No início de agosto, o Instituto Guilherme II, de Berlim, chegou a enviar telegrama solicitando a cabeça de Lampião para sua coleção de “criminosos célebres”, mas o destino de todos os cangaceiros trucidados em Angicos seria o Museu de Antropologia Criminal do Instituto Nina Rodrigues, em Salvador, mesmo local que abrigou, até um incêndio em 1905, as cabeças de Antônio Conselheiro e de Lucas da Feira.
Em 1959, o jornalista Severino Barbosa, em artigo publicado no Diario de Pernambuco em 31 de maio, afirma que as cabeças no Nina Rodrigues eram “biscuit macabros” e nunca haviam sido estudadas cientificamente.
Começava a ganhar força uma campanha iniciada três anos antes, pelos familiares das vítimas, para garantir o sepultamento das peças. Ex-comandantes de volantes também se expressaram a favor da reparação aos ex-inimigos. Em 25 de maio de 1965, o Congresso Nacional aprovou o decreto 2.867 que estabelecia o sepultamento, em 15 dias, das cabeças dos cangaceiros e proibia a exibição de órgãos humanos de pessoas mortas. A execução desta ordem só aconteceria em fevereiro de 1969 – no dias 6, no caso de Lampião e Maria Bonita, e 13, no caso dos outros mortos de Angicos, além de Corisco, no cemitério Quinta dos Lázaros, em Salvador. Posteriormente, as cabeças de Lampião e Maria Bonita foram exumadas a pedido da família e levadas para Aracaju, onde reside a filha do casal, Expedita.
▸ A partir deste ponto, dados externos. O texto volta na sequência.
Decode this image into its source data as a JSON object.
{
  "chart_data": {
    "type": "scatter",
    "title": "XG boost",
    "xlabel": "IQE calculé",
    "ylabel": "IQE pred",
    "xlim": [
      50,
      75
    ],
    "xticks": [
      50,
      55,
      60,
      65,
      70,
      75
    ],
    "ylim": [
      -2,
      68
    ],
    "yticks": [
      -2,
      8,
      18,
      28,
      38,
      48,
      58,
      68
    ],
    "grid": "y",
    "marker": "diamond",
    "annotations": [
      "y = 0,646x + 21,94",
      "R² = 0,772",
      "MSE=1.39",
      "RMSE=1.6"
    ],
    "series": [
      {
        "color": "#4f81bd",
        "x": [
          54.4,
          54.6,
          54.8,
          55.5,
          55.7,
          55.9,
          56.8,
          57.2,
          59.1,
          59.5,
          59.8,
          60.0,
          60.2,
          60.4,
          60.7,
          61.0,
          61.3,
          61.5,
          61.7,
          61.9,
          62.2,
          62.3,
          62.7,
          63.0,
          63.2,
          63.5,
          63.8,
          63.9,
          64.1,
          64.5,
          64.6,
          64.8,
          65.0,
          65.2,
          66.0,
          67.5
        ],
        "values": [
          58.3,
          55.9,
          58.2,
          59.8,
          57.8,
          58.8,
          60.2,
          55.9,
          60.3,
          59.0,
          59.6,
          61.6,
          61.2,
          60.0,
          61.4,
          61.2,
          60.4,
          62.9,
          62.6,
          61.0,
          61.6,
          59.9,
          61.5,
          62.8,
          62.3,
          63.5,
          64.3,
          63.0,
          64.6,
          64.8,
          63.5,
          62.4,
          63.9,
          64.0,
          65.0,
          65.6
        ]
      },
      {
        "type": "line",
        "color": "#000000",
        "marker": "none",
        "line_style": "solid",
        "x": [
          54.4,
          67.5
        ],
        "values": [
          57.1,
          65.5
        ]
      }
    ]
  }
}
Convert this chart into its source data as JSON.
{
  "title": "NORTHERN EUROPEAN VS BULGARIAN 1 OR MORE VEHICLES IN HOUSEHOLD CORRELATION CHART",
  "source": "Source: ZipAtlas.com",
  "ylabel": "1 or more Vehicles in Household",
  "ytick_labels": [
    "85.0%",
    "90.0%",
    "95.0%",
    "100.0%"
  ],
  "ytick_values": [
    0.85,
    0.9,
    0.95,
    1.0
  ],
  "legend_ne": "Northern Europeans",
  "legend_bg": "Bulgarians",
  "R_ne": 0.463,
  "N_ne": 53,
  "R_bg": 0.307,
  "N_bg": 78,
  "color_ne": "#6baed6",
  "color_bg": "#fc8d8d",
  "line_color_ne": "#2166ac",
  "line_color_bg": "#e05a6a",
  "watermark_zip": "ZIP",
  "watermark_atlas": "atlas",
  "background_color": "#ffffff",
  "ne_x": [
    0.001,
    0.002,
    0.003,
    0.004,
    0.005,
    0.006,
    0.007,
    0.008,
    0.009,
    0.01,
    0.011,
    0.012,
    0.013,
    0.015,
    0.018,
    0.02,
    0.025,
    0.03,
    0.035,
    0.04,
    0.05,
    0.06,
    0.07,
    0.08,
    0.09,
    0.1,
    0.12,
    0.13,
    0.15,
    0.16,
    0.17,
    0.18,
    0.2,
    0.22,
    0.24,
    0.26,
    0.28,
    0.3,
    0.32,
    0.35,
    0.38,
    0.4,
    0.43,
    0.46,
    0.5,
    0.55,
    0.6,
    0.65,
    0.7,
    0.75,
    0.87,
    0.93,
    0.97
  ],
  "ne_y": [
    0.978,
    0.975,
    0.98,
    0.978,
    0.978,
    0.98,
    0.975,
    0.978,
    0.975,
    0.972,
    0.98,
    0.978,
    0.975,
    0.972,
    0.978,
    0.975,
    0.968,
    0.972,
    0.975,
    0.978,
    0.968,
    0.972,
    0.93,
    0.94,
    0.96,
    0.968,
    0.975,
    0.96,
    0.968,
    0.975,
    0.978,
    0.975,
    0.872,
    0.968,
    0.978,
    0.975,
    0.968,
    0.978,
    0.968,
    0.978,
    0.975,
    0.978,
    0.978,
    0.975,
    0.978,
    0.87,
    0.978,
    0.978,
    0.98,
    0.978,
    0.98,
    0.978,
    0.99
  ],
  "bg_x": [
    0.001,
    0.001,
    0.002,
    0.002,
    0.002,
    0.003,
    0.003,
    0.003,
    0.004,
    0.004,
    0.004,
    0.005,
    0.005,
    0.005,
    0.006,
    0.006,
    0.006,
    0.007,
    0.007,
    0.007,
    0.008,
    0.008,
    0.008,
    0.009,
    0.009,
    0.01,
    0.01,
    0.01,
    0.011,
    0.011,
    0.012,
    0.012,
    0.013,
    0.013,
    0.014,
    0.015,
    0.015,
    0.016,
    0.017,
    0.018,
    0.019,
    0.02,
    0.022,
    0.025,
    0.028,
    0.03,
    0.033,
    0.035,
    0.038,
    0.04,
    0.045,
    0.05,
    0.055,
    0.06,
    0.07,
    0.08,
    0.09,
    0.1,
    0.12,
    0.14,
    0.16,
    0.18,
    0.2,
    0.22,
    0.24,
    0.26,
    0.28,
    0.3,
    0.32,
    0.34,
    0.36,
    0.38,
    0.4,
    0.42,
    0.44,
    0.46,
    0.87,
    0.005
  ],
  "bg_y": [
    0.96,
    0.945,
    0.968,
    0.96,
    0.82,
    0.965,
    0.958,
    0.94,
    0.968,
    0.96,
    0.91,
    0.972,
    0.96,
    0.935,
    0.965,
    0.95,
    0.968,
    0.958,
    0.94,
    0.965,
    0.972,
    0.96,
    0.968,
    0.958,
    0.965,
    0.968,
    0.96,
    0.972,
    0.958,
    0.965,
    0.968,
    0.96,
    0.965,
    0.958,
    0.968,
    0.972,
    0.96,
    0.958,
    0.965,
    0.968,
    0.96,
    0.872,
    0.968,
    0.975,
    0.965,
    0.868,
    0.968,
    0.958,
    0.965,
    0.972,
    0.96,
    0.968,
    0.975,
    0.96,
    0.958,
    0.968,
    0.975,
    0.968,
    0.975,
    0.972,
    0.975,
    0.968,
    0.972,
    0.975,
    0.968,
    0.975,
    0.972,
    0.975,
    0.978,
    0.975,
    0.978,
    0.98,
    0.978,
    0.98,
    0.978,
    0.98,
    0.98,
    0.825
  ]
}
Para a antropóloga Luitgarde Oliveira Cavalcanti Barros, professora da Universidade do Estado do Rio de Janeiro (UERJ), a imagem que deve ficar de Lampião e do ciclo do cangaço é a de bandidos aliados das classes dirigentes, responsáveis em parte pelo atraso no desenvolvimento do Nordeste. “Enquanto em São Paulo os pequenos e médios proprietários investiam cada centavo poupado em melhorias das casas e propriedades, os cangaceiros dilapidavam, seja em bebedeiras, seja corrompendo certas autoridades, seja ‘comprando’ a grandes protetores armas e munições pelo preço monopolístico. Ao longo do meu livro mostro o êxodo de pessoas fugindo do cangaço”, afirma, referindo ao seu A derradeira gesta: Lampião e Nazarenos guerreando no sertão.